Confusion Matrix Detailed Explanation of Dataset-CodePudding

df = pd.concat(map(pd.read_csv, ['A.csv','B1.csv','B2.csv','B3.csv', 'C1.csv', 'C2.csv','C3.csv']))

As shown above, I used multiple datasets to train and test classification supervised ML(DT, RF, SVM, KNN, MLP) models. I used a confusion matrix and classification report to evaluate the models.

classes = ['Good','Bad']
def plot_confusionmatrix(prediction,real,dom):
    print(f'{dom} Confusion matrix')
    cf = confusion_matrix(prediction,real)
    sns.heatmap(cf,annot=True,yticklabels=classes
               ,xticklabels=classes,cmap='Blues', fmt='g')
    plt.tight_layout()
    plt.show()  

........... TRAINING THE MODEL WITH ONE OF THE ALGORITHM

print(f'Test score {accuracy_score(y_test_DT_predicted,y_test)}')
print("-------------")
plot_confusionmatrix(y_test_DT_predicted,y_test,dom='Test')
print('Classification Report\n\n', classification_report(y_test, y_test_DT_pred))

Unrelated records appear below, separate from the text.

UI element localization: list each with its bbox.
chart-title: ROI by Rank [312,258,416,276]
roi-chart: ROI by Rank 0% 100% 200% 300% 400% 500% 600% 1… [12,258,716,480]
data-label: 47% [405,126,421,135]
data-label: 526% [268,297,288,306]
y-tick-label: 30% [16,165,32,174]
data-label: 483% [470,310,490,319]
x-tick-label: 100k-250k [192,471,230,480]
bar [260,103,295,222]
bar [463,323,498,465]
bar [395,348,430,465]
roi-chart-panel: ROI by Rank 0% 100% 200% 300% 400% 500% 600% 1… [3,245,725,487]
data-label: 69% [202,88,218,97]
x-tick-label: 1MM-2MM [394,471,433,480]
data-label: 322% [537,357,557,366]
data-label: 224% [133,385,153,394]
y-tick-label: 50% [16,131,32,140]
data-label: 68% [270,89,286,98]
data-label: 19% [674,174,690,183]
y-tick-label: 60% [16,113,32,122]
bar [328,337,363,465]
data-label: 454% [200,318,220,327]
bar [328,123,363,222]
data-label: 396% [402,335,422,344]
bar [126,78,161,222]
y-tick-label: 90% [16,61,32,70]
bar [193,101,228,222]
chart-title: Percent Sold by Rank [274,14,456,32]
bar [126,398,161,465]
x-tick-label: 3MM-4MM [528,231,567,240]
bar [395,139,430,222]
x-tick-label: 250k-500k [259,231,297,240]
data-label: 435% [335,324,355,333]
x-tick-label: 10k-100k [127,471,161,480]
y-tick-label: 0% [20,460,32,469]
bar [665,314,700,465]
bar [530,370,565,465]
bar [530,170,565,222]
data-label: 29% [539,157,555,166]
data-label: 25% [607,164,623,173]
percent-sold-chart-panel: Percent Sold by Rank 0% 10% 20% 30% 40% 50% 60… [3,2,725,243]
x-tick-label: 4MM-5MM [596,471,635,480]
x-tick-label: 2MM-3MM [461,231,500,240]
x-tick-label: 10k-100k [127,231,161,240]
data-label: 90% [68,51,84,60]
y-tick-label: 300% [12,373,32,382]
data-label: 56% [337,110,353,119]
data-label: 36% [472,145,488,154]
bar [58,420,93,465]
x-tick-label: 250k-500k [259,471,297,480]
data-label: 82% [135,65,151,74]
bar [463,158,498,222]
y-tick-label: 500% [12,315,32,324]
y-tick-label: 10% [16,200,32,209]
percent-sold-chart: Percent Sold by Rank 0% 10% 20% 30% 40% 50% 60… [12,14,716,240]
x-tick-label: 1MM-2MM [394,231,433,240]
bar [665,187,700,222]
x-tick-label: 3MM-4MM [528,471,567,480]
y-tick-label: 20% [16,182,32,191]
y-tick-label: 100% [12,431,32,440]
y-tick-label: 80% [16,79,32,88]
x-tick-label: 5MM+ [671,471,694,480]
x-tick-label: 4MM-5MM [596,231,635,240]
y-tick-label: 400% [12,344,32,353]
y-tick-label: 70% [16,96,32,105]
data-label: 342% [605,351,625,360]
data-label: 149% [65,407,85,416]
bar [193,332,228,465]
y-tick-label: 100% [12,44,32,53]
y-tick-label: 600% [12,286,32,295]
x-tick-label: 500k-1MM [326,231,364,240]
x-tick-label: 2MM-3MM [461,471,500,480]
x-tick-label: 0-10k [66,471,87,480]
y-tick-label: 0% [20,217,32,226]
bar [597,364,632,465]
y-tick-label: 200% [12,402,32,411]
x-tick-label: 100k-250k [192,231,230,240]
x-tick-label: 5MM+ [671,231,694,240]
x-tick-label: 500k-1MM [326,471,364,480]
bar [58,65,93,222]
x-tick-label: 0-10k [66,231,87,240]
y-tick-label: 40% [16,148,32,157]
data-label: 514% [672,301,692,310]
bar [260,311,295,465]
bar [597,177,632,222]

I wanted to ask if instead of showing the confusion matrix among the entire testing set, how can I focus only on those samples coming from the A dataset? I am interested in seeing how these samples are classified. ( **** number of samples from A, **** number of samples from B1 ..)

Edit: As suggested, I added a column for each dataset and then I merged them. I will drop that column and train the model. But how to show it in the confusion matrix still?

A['Dataset'] = "A"
B1['Dataset'] = "B1"
B2['Dataset'] = "B2"
B3['Dataset'] = "B3"
C1['Dataset'] = "C1"
C2['Dataset'] = "C2"
C3['Dataset'] = "C3"

X = df.drop(['Class', 'Dataset'], axis=1)
y = df['Class']

CodePudding user response：

Seems like there is no other way except plotting confusion matrix for each subset separately. It must be easy to do in your case by iterating through all dataset names, selecting corresponding rows from y_test_DT_predicted and y_test for each dataset and using selected values in plot_confusionmatrix call. Don't forget to manage multiple subplots in plt and call plt.show() once at the end of the loop.